Setiap perusahaan wajib memiliki Tanda Daftar Perusahaan (TDP) baik berbentuk badan
hukum, koperasi, perorangan, dll.

Pendaftaran wajib dilakukan oleh pemilik atau pengurus perusahaan, atau dapat diwakilkan
kepada orang lain dengan memberi surat kuasa.
Tanda Daftar Perusahaan berlaku selama Perusahaan tersebut masih beroperasi dan wajib
didaftarkan ulang setiap 5 (lima) tahun.

Perusahaan yang dikecualikan dari Wajib Daftar Perusahaan adalah :
1. Setiap perusahaan yang berbentuk jawatan (Perjan).
2. Perusahaan kecil perorangan yang tidak memerlukan izin usaha
Syarat-syarat yang harus dipenuhi:
1. Akta pendirian perusahaan yang telah disahkan oleh instansi yang berwenang
2. Ijin Gangguan (HO)
3. KTP atau paspor Pemilik Penanggung Jawab Perusahaan
4. Legalitas usaha dari instansi teknis
5. NPWP

E. NRB ( Nomor Rekening Bank)
Persyaratan untuk mendapatkan Nomor Rekening Bank ;
1. Foto Copy KTp/SIM
2. Mengisi formulir kartu Contoh Tanda Tangan
3. Nomor Rekening Bank untuk perusahaan minimal 2 orang (Bendahara/Manajer)
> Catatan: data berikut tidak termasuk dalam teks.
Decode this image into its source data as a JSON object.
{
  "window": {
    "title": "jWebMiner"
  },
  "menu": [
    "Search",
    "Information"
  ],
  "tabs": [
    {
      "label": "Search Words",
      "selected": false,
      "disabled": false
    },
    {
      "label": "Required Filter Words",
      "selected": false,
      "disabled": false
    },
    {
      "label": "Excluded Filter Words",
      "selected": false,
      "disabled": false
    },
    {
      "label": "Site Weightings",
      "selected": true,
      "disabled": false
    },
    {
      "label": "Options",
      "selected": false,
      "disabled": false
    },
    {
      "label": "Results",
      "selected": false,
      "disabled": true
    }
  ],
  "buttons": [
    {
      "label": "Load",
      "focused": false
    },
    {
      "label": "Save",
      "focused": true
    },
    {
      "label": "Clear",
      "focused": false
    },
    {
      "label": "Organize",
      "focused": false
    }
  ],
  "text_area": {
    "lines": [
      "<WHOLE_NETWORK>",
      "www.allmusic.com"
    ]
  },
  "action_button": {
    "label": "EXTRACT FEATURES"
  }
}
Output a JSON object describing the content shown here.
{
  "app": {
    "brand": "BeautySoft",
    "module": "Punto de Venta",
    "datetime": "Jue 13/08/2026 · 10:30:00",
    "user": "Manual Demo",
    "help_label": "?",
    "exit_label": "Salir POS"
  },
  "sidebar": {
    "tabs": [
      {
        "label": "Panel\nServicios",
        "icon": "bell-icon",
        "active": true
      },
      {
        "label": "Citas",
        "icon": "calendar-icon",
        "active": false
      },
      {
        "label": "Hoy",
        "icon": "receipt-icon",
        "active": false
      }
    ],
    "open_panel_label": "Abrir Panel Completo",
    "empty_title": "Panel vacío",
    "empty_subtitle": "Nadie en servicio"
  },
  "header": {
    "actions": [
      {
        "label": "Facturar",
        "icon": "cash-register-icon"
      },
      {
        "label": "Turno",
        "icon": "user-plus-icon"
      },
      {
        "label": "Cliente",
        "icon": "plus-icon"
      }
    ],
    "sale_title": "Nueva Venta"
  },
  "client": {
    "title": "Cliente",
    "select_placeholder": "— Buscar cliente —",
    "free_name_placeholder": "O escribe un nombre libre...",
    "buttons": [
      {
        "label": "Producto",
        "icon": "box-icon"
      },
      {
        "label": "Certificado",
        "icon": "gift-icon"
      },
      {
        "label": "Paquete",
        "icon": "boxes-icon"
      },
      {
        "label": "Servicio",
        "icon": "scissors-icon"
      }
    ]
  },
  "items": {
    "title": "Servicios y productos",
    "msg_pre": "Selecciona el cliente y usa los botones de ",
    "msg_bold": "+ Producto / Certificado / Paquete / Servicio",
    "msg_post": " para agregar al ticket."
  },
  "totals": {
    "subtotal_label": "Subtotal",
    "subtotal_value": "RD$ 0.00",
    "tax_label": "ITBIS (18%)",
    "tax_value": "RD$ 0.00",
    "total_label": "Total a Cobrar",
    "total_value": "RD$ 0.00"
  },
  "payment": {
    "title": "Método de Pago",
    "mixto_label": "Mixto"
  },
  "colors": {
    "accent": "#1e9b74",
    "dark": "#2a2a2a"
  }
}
F. AMDAL ( Analisis Mengenai Dampak Lingkungan )
Adalah Keseljuruhan proses yang meliputi penyusunan analisis mengenai dampak lingkungan
bagi berbagai usaha :
Dampak Penting :
1. Jumlah manusia yang akan kena dampak
2. Luas wilayah persebaran Dampak
3. lama Dampak berlangsung
4. Intetesitas Dampak
5. Banyak komponen lingkungan yang kena dampak
6. Sifat komulatif dampak
7. Berbalik dampak /tidak berbalik


PERMODALAN USAHA

A. MASALAH PERMODALAN USAHA

1. Pengertian dan Penggunaan modal usaha
Modal usaha adalah : Kolektivitas dari barang-barang yang masih ada dalam proses produksi .
barang-barang modal merupakan semua barang yang ada di dalam rumah tangga perusahaan yang
berfungsi secara produktif untuk membentuk pendapatan.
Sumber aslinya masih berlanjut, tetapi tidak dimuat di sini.